НЕМЦЫ ОТКРЫВАЮТ ЮГРУ
№ 2007 / 42, 23.02.2015
Впервые Штефана Дудека я увидела на десятилетнем юбилее Ассамблеи малочисленных народов Севера при окружной Думе Ханты-Мансийского автономного округа. Европеоидная внешность, вполне нормальная русская речь – поэтому сначала приняла за русского. И уже узнав, кто он и откуда, уловила едва заметный акцент. В следующий раз встретилась с ним зимой прошлого года в Казыме на конференции по проблемам этнообразования коренных народов округа.
Надо сказать, что изучением культуры аборигенов Обского Севера Штефан занялся случайно. В школе учил русский язык, и ему хотелось побывать там, где на нём говорят. Наш округ был интересен и тем, что Германия тоже пользуется углеводородными ресурсами, которые добывают здесь, и ему хотелось узнать, а как коренные народы относятся к проблемам их добычи? С 1993 года Дудек исследует культуру оленеводов-частников, не раз бывал на реках Пим, Аган, Тромаган, Еган, Казым и на озере Нумто. Немного владеет сургутским диалектом и считает, что для этнографа знать язык изучаемого этноса – очень важно, только тогда можно понять менталитет народа. Результатом его исследований станет докторская диссертация по культуре оленеводов и традиционным формам природопользования.

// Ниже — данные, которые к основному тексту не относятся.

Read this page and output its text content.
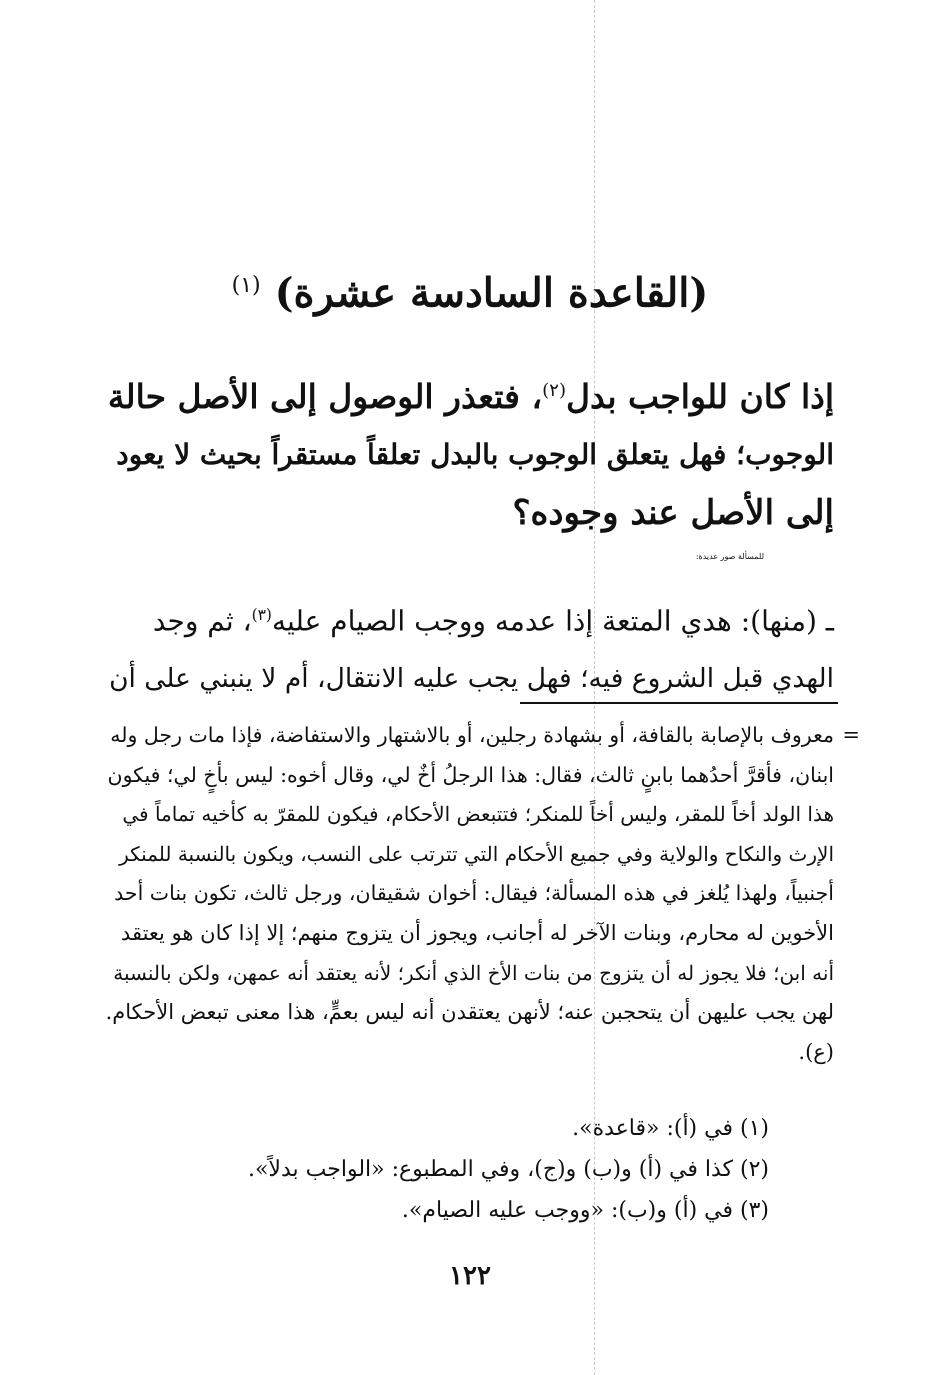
(القاعدة السادسة عشرة) $^{(١)}$
إذا كان للواجب بدل$^{(٢)}$، فتعذر الوصول إلى الأصل حالة
الوجوب؛ فهل يتعلق الوجوب بالبدل تعلقاً مستقراً بحيث لا يعود
إلى الأصل عند وجوده؟
للمسألة صور عديدة:
ـ (منها): هدي المتعة إذا عدمه ووجب الصيام عليه$^{(٣)}$، ثم وجد
الهدي قبل الشروع فيه؛ فهل يجب عليه الانتقال، أم لا ينبني على أن
=
معروف بالإصابة بالقافة، أو بشهادة رجلين، أو بالاشتهار والاستفاضة، فإذا مات رجل وله
ابنان، فأقرَّ أحدُهما بابنٍ ثالث، فقال: هذا الرجلُ أخٌ لي، وقال أخوه: ليس بأخٍ لي؛ فيكون
هذا الولد أخاً للمقر، وليس أخاً للمنكر؛ فتتبعض الأحكام، فيكون للمقرّ به كأخيه تماماً في
الإرث والنكاح والولاية وفي جميع الأحكام التي تترتب على النسب، ويكون بالنسبة للمنكر
أجنبياً، ولهذا يُلغز في هذه المسألة؛ فيقال: أخوان شقيقان، ورجل ثالث، تكون بنات أحد
الأخوين له محارم، وبنات الآخر له أجانب، ويجوز أن يتزوج منهم؛ إلا إذا كان هو يعتقد
أنه ابن؛ فلا يجوز له أن يتزوج من بنات الأخ الذي أنكر؛ لأنه يعتقد أنه عمهن، ولكن بالنسبة
لهن يجب عليهن أن يتحجبن عنه؛ لأنهن يعتقدن أنه ليس بعمٍّ، هذا معنى تبعض الأحكام.
(ع).
(١) في (أ): «قاعدة».
(٢) كذا في (أ) و(ب) و(ج)، وفي المطبوع: «الواجب بدلاً».
(٣) في (أ) و(ب): «ووجب عليه الصيام».
١٢٢
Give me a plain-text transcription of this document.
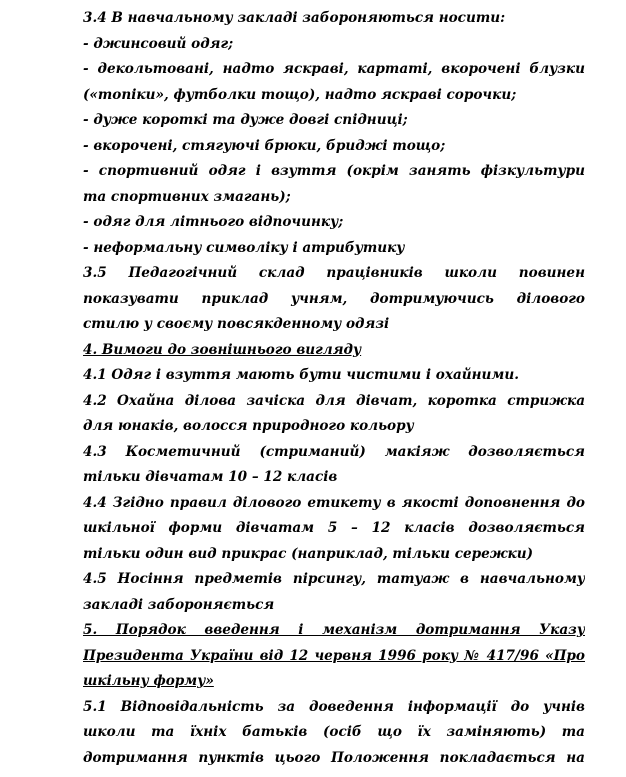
3.4 В навчальному закладі забороняються носити:
- джинсовий одяг;
- декольтовані, надто яскраві, картаті, вкорочені блузки
(«топіки», футболки тощо), надто яскраві сорочки;
- дуже короткі та дуже довгі спідниці;
- вкорочені, стягуючі брюки, бриджі тощо;
- спортивний одяг і взуття (окрім занять фізкультури
та спортивних змагань);
- одяг для літнього відпочинку;
- неформальну символіку і атрибутику
3.5 Педагогічний склад працівників школи повинен
показувати приклад учням, дотримуючись ділового
стилю у своєму повсякденному одязі
4. Вимоги до зовнішнього вигляду
4.1 Одяг і взуття мають бути чистими і охайними.
4.2 Охайна ділова зачіска для дівчат, коротка стрижка
для юнаків, волосся природного кольору
4.3 Косметичний (стриманий) макіяж дозволяється
тільки дівчатам 10 – 12 класів
4.4 Згідно правил ділового етикету в якості доповнення до
шкільної форми дівчатам 5 – 12 класів дозволяється
тільки один вид прикрас (наприклад, тільки сережки)
4.5 Носіння предметів пірсингу, татуаж в навчальному
закладі забороняється
5. Порядок введення і механізм дотримання Указу
Президента України від 12 червня 1996 року № 417/96 «Про
шкільну форму»
5.1 Відповідальність за доведення інформації до учнів
школи та їхніх батьків (осіб що їх заміняють) та
дотримання пунктів цього Положення покладається на
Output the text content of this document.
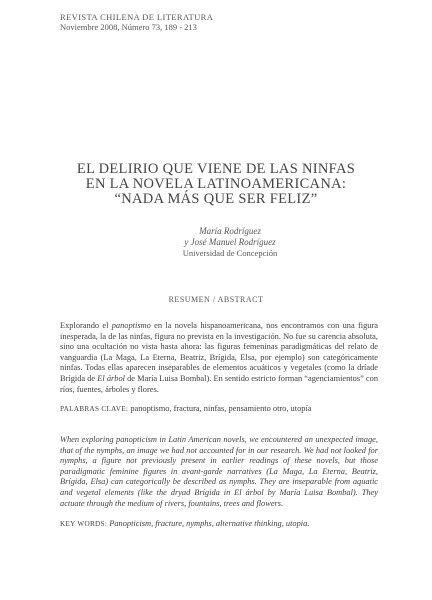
REVISTA CHILENA DE LITERATURA
Noviembre 2008, Número 73, 189 - 213
EL DELIRIO QUE VIENE DE LAS NINFAS
EN LA NOVELA LATINOAMERICANA:
“NADA MÁS QUE SER FELIZ”
María Rodríguez
y José Manuel Rodríguez
Universidad de Concepción
RESUMEN / ABSTRACT
Explorando el panoptismo en la novela hispanoamericana, nos encontramos con una figura inesperada, la de las ninfas, figura no prevista en la investigación. No fue su carencia absoluta, sino una ocultación no vista hasta ahora: las figuras femeninas paradigmáticas del relato de vanguardia (La Maga, La Eterna, Beatriz, Brígida, Elsa, por ejemplo) son categóricamente ninfas. Todas ellas aparecen inseparables de elementos acuáticos y vegetales (como la dríade Brígida de El árbol de María Luisa Bombal). En sentido estricto forman “agenciamientos” con ríos, fuentes, árboles y flores.
PALABRAS CLAVE: panoptismo, fractura, ninfas, pensamiento otro, utopía
When exploring panopticism in Latin American novels, we encountered an unexpected image, that of the nymphs, an image we had not accounted for in our research. We had not looked for nymphs, a figure not previously present in earlier readings of these novels, but those paradigmatic feminine figures in avant-garde narratives (La Maga, La Eterna, Beatriz, Brígida, Elsa) can categorically be described as nymphs. They are inseparable from aquatic and vegetal elements (like the dryad Brígida in El árbol by María Luisa Bombal). They actuate through the medium of rivers, fountains, trees and flowers.
KEY WORDS: Panopticism, fracture, nymphs, alternative thinking, utopia.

Мне знакомы труды многих зарубежных и отечественных исследователей обско-угорской культуры. Некоторые из них грешат откровенно шовинистическим отношением к изучаемым им народам. При общении с Дудеком не заметила европоцентристского высокомерия по отношению к нам – абсолютное признание традиционной культуры и образа жизни исследуемого им народа – как части общечеловеческой культуры, которую нужно оберегать.

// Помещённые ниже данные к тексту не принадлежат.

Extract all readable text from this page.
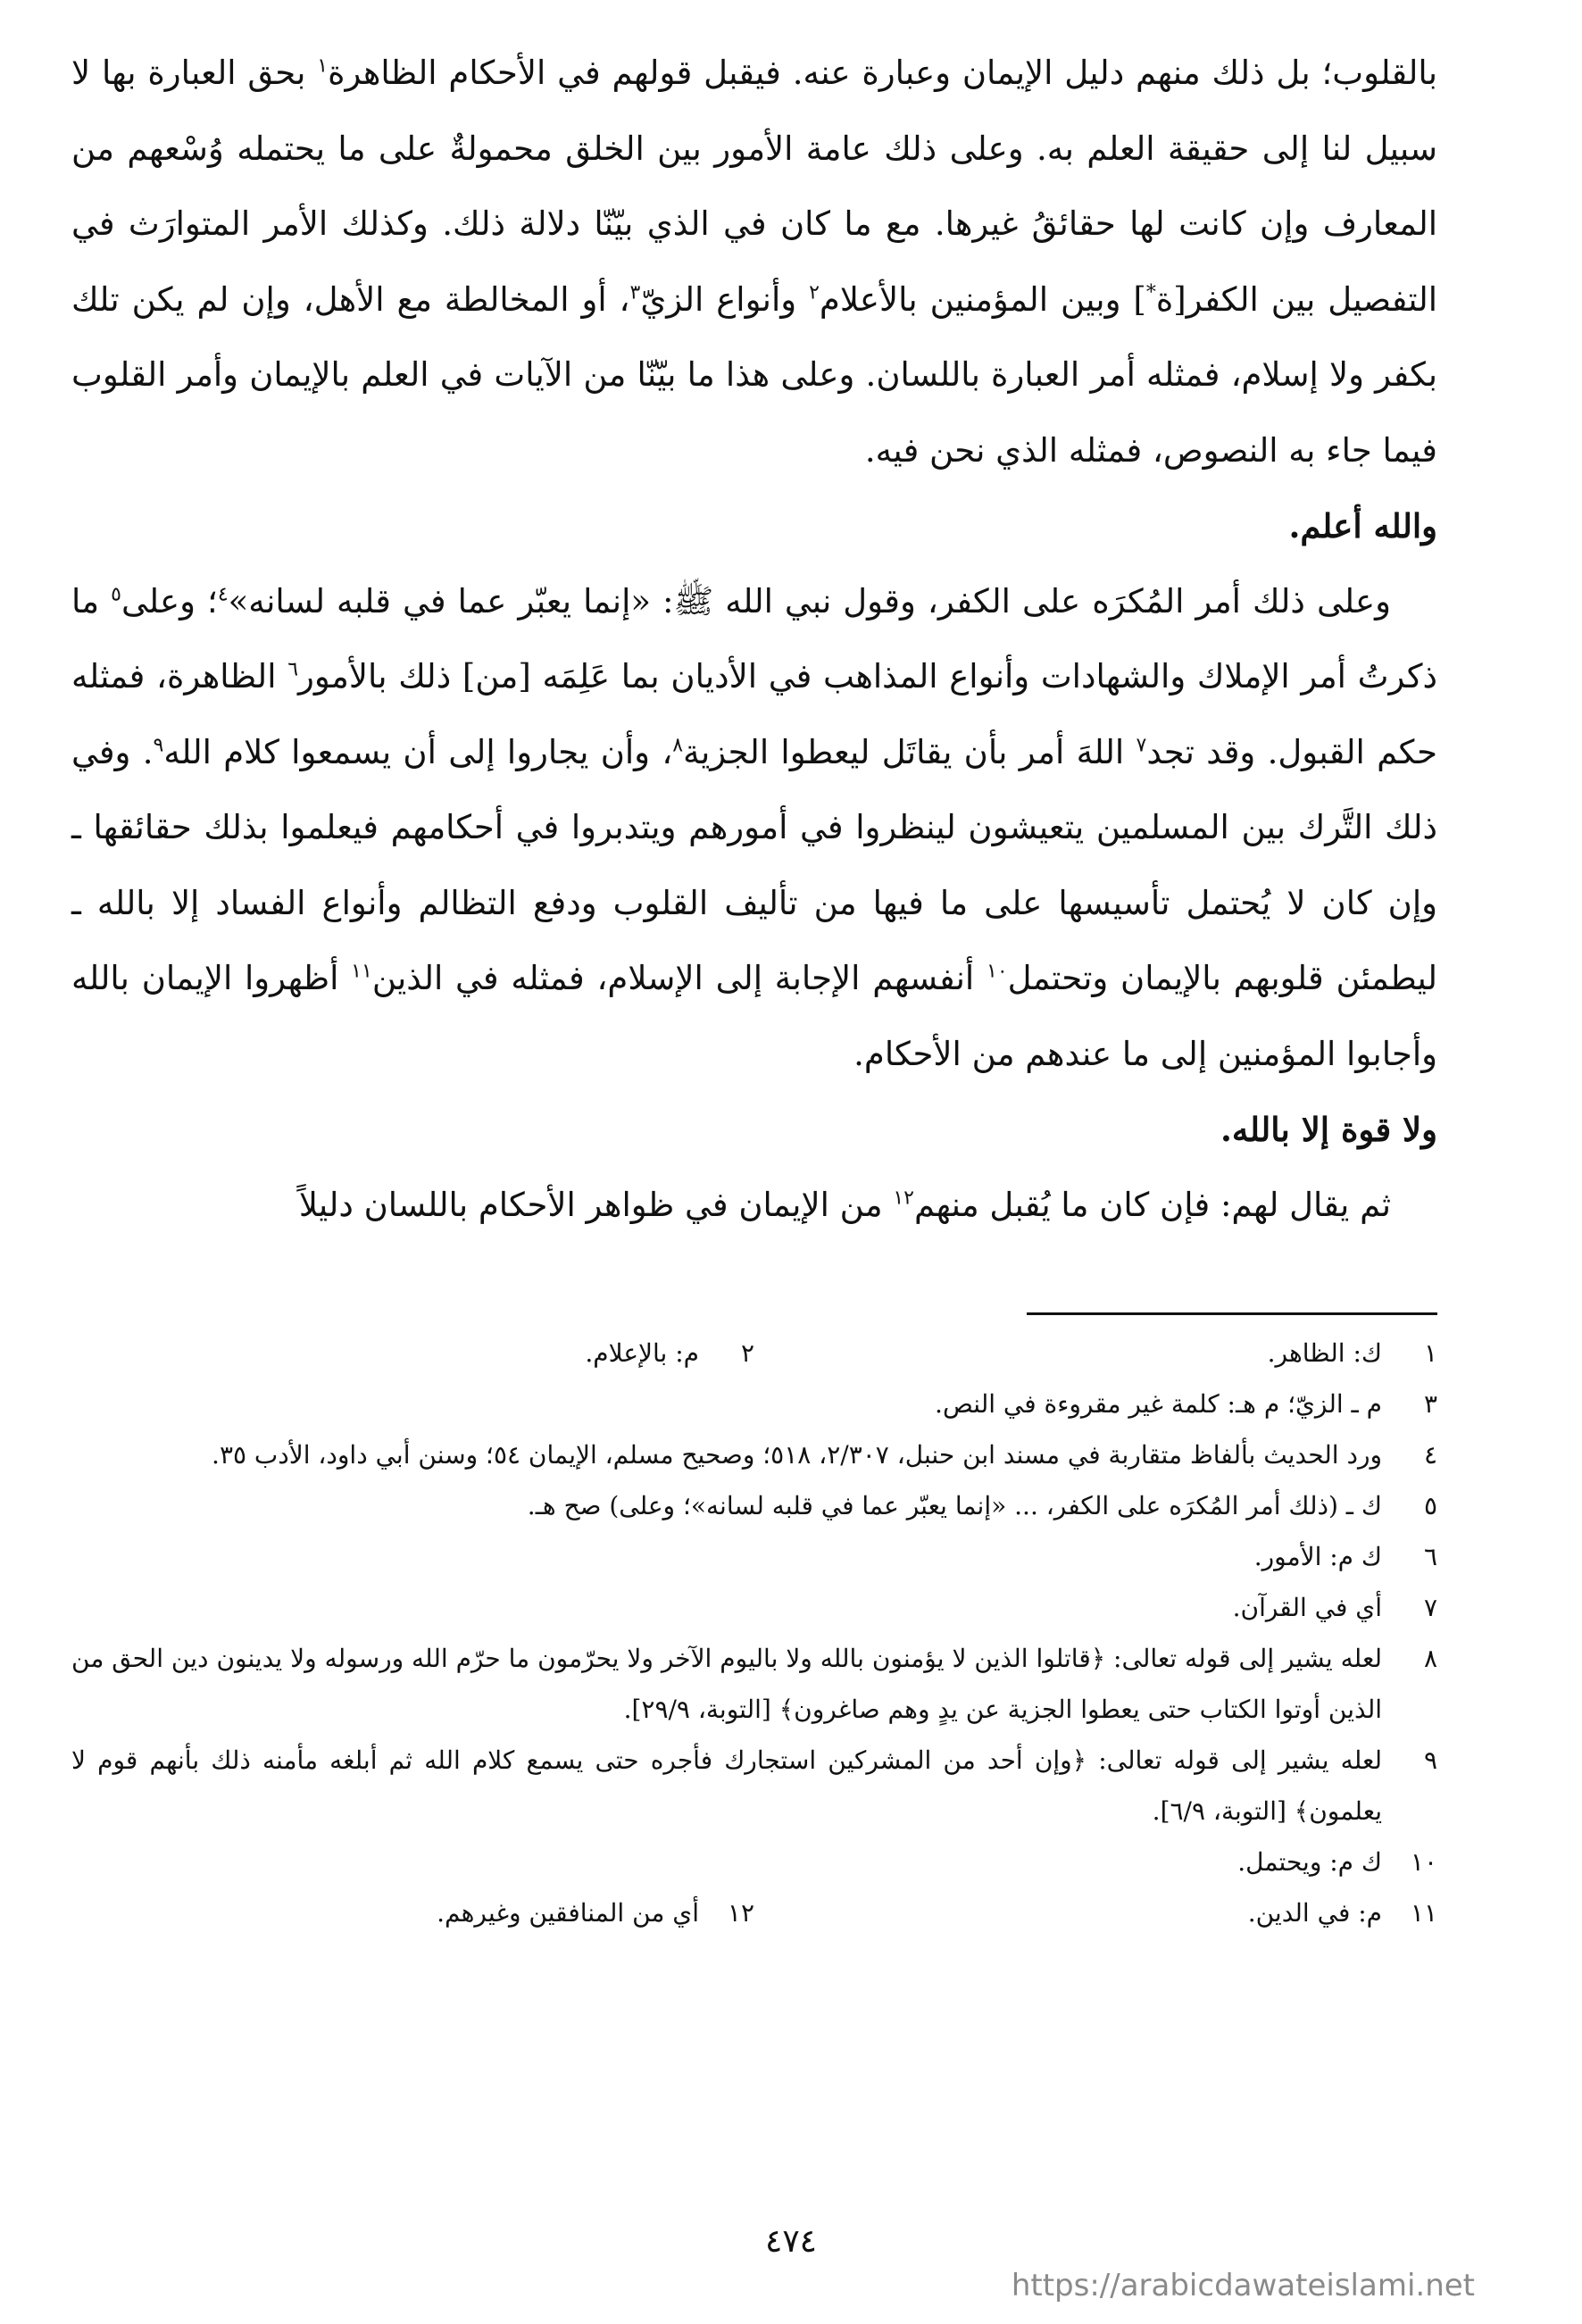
بالقلوب؛ بل ذلك منهم دليل الإيمان وعبارة عنه. فيقبل قولهم في الأحكام الظاهرة$^١$ بحق العبارة بها لا سبيل لنا إلى حقيقة العلم به. وعلى ذلك عامة الأمور بين الخلق محمولةٌ على ما يحتمله وُسْعهم من المعارف وإن كانت لها حقائقُ غيرها. مع ما كان في الذي بيّنّا دلالة ذلك. وكذلك الأمر المتوارَث في التفصيل بين الكفر[ة*] وبين المؤمنين بالأعلام$^٢$ وأنواع الزيّ$^٣$، أو المخالطة مع الأهل، وإن لم يكن تلك بكفر ولا إسلام، فمثله أمر العبارة باللسان. وعلى هذا ما بيّنّا من الآيات في العلم بالإيمان وأمر القلوب فيما جاء به النصوص، فمثله الذي نحن فيه.

والله أعلم.

وعلى ذلك أمر المُكرَه على الكفر، وقول نبي الله ﷺ: «إنما يعبّر عما في قلبه لسانه»$^٤$؛ وعلى$^٥$ ما ذكرتُ أمر الإملاك والشهادات وأنواع المذاهب في الأديان بما عَلِمَه [من] ذلك بالأمور$^٦$ الظاهرة، فمثله حكم القبول. وقد تجد$^٧$ اللهَ أمر بأن يقاتَل ليعطوا الجزية$^٨$، وأن يجاروا إلى أن يسمعوا كلام الله$^٩$. وفي ذلك التَّرك بين المسلمين يتعيشون لينظروا في أمورهم ويتدبروا في أحكامهم فيعلموا بذلك حقائقها ـ وإن كان لا يُحتمل تأسيسها على ما فيها من تأليف القلوب ودفع التظالم وأنواع الفساد إلا بالله ـ ليطمئن قلوبهم بالإيمان وتحتمل$^{١٠}$ أنفسهم الإجابة إلى الإسلام، فمثله في الذين$^{١١}$ أظهروا الإيمان بالله وأجابوا المؤمنين إلى ما عندهم من الأحكام.

ولا قوة إلا بالله.

ثم يقال لهم: فإن كان ما يُقبل منهم$^{١٢}$ من الإيمان في ظواهر الأحكام باللسان دليلاً

١
ك: الظاهر.
٢
م: بالإعلام.
٣
م ـ الزيّ؛ م هـ: كلمة غير مقروءة في النص.
٤
ورد الحديث بألفاظ متقاربة في مسند ابن حنبل، ٢/٣٠٧، ٥١٨؛ وصحيح مسلم، الإيمان ٥٤؛ وسنن أبي داود، الأدب ٣٥.
٥
ك ـ (ذلك أمر المُكرَه على الكفر، ... «إنما يعبّر عما في قلبه لسانه»؛ وعلى) صح هـ.
٦
ك م: الأمور.
٧
أي في القرآن.
٨
لعله يشير إلى قوله تعالى: ﴿قاتلوا الذين لا يؤمنون بالله ولا باليوم الآخر ولا يحرّمون ما حرّم الله ورسوله ولا يدينون دين الحق من الذين أوتوا الكتاب حتى يعطوا الجزية عن يدٍ وهم صاغرون﴾ [التوبة، ٢٩/٩].
٩
لعله يشير إلى قوله تعالى: ﴿وإن أحد من المشركين استجارك فأجره حتى يسمع كلام الله ثم أبلغه مأمنه ذلك بأنهم قوم لا يعلمون﴾ [التوبة، ٦/٩].
١٠
ك م: ويحتمل.
١١
م: في الدين.
١٢
أي من المنافقين وغيرهم.
٤٧٤
https://arabicdawateislami.net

Немцев и коренных народов Западной Сибири – обских угров – разделяют тысячи километров и принадлежность к разным культурам и языкам. Если заглянем в историю, обнаружим, что аборигены Обского Севера были объектом для изучения немецких исследователей уже с XVII века.

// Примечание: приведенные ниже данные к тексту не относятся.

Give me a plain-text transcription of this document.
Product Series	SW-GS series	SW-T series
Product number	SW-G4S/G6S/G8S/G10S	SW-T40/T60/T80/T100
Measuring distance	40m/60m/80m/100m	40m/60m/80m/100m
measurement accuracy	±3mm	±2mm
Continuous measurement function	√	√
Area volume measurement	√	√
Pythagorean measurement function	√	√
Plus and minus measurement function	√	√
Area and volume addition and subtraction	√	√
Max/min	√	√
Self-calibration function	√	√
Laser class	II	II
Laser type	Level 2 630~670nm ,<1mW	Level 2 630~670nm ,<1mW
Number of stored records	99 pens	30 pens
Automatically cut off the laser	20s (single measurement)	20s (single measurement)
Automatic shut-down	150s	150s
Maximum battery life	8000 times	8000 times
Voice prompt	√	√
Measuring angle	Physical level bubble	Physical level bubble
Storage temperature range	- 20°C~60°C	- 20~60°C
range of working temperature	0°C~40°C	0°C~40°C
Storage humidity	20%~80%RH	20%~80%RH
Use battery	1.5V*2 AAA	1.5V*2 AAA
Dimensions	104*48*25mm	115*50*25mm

Готфрид Лейбниц (1646 – 1716) – немецкий философ, просветитель и математик – однажды задался вопросом: а может, все люди в мире мыслят одинаково? Ключ к разгадке видел в сравнении языков. Для этого, полагал философ, необходимо собрать и сравнить лексику разных языков мира, в том числе и народов, проживших на Оби и Иртыше. Ответ на этот вопрос дали уже другие исследователи.
1720 год – Европа впервые достаточно подробно узнала о Югорской земле и остяках из публикации Иоганна Мюллера, немецкого офицера, воевавшего в королевской армии Карла XII. Шведы под Полтавой (1709 год), как мы помним, были разбиты русской армией, и пленный капитан в 1711 – 1712 годах оказывается в Тобольске. Здесь узнаёт о местном населении, его образе жизни и традициях, о чём и рассказывает европейскому читателю.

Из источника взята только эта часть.